When you later go on to read a text you wish to understand, your natural reading speed has increased.
8. Reduce background noise
You may believe that you can concentrate better when listening to music, but chances are you can’t. Most people read and understand better if they sit in complete silence.
If you’re in a shared office space and need to wear headphones with music to avoid background noise, try listening to for example classical music. When we listen to music with words, we get more distracted than if we just listen to tones.
9. Skim overall content first
Something I do for large amounts of text is to skim everything first. By doing that, I accept that I won’t understand everything I read the first time around.
However, I note where the essential passages are, and then go back to study them in more depth. I find that this is especially helpful when studying for a test or trying to learn something new.

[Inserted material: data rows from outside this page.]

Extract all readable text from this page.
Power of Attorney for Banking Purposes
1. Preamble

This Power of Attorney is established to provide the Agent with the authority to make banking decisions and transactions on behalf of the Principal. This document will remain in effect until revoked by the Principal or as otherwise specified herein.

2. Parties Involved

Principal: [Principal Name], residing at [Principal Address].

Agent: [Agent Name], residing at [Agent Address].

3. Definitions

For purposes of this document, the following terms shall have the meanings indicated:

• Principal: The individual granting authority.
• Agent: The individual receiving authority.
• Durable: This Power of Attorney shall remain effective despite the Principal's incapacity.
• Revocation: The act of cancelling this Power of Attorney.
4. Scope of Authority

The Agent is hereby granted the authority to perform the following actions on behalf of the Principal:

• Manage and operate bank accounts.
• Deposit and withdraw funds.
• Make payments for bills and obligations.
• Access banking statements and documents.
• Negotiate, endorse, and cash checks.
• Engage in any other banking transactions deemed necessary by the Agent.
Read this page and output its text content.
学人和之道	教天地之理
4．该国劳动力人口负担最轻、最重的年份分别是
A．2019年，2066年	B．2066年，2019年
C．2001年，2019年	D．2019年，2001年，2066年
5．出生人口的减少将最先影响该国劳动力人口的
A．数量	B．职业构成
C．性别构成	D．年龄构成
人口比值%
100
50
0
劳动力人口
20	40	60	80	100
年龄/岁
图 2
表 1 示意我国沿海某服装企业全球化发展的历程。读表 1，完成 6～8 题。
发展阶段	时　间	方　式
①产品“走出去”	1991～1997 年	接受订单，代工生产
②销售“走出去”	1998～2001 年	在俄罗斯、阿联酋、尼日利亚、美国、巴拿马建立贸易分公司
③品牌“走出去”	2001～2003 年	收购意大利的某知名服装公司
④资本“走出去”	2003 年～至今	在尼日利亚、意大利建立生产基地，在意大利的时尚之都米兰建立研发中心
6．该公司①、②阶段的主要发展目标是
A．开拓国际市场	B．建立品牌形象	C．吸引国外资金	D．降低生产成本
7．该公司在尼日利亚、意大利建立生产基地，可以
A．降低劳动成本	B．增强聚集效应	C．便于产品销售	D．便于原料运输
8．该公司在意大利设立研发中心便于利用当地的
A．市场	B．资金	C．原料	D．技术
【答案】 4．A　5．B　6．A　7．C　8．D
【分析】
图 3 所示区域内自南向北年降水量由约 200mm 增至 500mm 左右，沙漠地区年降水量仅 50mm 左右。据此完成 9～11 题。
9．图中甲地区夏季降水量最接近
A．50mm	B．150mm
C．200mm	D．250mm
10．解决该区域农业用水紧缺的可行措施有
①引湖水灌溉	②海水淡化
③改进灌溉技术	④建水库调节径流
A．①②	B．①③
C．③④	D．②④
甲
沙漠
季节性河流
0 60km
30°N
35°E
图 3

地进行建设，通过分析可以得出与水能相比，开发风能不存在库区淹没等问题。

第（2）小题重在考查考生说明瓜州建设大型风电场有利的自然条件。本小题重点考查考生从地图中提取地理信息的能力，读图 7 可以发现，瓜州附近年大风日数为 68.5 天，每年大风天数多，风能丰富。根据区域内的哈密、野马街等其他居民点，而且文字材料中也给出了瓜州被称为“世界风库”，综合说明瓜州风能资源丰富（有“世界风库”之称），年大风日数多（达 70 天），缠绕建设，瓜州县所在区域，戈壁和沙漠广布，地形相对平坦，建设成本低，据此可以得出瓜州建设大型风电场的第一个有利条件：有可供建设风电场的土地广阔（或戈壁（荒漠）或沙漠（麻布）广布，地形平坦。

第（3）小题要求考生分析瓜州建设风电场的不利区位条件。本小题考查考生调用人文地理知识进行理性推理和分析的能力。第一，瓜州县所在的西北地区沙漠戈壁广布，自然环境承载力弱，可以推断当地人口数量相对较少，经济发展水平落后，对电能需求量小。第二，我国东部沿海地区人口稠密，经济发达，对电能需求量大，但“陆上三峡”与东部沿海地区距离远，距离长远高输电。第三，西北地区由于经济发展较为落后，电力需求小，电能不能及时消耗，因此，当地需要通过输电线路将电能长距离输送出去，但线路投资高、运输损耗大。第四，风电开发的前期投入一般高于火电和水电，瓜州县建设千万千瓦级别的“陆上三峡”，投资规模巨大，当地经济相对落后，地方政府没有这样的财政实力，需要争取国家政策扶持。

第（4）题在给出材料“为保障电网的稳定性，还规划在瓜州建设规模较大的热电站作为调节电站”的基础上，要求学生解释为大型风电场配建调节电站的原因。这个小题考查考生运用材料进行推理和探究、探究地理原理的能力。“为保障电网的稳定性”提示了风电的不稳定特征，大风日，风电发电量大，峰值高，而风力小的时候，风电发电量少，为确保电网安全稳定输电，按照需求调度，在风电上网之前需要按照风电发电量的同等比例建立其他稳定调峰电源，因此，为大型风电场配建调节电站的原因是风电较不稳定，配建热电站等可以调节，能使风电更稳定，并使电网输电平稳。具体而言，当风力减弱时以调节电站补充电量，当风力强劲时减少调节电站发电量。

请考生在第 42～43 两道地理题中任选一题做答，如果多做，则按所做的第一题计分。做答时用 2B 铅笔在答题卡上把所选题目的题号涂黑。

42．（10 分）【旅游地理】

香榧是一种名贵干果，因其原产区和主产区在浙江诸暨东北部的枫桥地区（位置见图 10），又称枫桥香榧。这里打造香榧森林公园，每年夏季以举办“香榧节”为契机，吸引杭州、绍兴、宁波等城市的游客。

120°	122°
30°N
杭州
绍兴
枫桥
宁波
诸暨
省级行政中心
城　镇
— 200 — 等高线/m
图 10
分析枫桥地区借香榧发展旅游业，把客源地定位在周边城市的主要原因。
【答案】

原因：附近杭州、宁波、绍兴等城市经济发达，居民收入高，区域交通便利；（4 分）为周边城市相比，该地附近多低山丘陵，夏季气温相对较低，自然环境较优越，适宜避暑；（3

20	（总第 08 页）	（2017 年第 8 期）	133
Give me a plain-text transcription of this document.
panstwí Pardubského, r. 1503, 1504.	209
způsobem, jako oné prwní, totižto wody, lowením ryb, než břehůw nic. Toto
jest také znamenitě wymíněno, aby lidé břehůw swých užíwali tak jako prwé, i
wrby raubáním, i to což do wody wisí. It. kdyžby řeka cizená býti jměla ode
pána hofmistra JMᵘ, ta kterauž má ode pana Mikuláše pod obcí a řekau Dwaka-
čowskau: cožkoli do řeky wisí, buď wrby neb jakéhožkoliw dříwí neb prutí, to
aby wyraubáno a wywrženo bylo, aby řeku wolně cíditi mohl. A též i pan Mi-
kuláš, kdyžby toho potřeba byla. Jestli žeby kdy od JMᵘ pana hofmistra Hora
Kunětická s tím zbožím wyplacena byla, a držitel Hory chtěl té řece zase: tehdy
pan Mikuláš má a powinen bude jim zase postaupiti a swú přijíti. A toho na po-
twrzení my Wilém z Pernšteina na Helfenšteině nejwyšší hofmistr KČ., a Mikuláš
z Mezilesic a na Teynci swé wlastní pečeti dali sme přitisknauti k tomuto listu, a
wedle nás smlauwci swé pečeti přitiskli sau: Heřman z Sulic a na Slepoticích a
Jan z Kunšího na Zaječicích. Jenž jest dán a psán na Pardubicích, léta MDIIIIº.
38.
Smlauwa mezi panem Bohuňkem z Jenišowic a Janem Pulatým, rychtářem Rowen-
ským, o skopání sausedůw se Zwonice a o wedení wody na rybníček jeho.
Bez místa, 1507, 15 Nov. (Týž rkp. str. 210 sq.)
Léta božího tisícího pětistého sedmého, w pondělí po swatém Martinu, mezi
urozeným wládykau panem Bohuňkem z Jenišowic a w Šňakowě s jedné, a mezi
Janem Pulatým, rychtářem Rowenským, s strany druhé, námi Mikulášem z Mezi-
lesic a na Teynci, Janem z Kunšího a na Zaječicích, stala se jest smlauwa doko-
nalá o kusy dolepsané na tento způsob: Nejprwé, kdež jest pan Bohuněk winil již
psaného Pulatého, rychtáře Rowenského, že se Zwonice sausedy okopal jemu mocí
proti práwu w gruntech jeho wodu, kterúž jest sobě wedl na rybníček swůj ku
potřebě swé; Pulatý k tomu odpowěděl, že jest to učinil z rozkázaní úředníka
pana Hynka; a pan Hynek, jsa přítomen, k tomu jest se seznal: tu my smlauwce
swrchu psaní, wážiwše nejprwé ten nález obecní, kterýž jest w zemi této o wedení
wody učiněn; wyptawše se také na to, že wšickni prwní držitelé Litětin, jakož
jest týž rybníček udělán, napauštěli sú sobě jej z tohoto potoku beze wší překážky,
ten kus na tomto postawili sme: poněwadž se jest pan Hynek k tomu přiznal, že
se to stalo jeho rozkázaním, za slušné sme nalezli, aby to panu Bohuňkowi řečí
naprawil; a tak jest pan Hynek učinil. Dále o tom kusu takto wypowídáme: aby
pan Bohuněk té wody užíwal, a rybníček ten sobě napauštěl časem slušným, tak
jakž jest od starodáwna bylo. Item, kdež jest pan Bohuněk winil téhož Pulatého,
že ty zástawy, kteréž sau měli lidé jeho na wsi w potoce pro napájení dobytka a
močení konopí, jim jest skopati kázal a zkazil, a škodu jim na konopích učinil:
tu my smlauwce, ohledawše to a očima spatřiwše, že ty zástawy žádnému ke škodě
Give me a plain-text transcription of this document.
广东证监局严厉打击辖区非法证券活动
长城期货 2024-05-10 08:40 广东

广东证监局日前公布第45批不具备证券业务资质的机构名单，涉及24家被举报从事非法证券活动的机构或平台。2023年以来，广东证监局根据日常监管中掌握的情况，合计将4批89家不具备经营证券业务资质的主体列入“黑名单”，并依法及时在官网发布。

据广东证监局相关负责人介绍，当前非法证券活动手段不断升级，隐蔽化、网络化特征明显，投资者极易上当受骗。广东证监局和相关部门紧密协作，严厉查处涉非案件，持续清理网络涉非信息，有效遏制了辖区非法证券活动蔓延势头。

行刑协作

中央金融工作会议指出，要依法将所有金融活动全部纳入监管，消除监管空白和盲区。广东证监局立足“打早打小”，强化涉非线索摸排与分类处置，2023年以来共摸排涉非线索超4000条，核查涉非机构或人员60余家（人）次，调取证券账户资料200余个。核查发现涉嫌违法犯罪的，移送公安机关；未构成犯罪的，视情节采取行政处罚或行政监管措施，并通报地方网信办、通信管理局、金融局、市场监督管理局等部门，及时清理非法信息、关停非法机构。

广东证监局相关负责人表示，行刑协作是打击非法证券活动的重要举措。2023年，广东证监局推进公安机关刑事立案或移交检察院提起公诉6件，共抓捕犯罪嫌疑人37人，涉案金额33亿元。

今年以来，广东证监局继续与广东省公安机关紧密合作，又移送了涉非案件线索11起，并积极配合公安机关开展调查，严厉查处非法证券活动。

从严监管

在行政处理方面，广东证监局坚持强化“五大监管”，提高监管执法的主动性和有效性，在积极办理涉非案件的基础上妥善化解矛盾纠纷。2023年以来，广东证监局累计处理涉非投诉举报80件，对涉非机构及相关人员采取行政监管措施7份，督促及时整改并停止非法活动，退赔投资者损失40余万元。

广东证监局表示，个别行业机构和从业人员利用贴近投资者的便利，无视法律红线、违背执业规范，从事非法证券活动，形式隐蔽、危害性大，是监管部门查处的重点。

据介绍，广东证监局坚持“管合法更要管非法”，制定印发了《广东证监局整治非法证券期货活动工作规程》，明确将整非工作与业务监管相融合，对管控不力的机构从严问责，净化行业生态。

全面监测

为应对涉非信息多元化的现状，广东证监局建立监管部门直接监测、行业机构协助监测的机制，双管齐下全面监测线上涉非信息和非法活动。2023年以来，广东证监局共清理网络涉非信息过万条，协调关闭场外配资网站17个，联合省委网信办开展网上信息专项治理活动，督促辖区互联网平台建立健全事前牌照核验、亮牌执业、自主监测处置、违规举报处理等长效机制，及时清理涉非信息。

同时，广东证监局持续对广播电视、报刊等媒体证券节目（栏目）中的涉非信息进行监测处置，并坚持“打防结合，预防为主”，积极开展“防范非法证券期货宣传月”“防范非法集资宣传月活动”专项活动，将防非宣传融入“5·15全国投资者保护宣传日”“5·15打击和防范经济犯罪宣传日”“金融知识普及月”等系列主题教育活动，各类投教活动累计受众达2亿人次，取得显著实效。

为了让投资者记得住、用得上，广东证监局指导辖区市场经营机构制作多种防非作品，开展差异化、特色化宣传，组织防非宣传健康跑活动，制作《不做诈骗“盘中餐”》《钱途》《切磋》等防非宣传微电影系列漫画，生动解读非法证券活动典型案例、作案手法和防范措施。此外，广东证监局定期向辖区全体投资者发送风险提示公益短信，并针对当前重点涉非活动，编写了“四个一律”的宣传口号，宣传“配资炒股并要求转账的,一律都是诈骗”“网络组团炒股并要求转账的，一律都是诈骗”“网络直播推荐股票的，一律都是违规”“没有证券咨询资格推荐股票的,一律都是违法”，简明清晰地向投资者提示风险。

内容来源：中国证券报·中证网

A lot of the text in books and articles are unnecessary. You want to be able to choose the parts that help you understand the basics first.
10. Stop the daydreaming!
A lot of the time, we spend the hours when we’re supposed to concentrate on a text thinking about other unrelated things.
Not only does this slow us down, it also makes us miss a lot of important content.
Daydreaming isn’t necessarily a bad thing, but don’t do it when you’re supposed to read. Try setting aside some time just to think or meditate, and reserve your reading time for actual reading.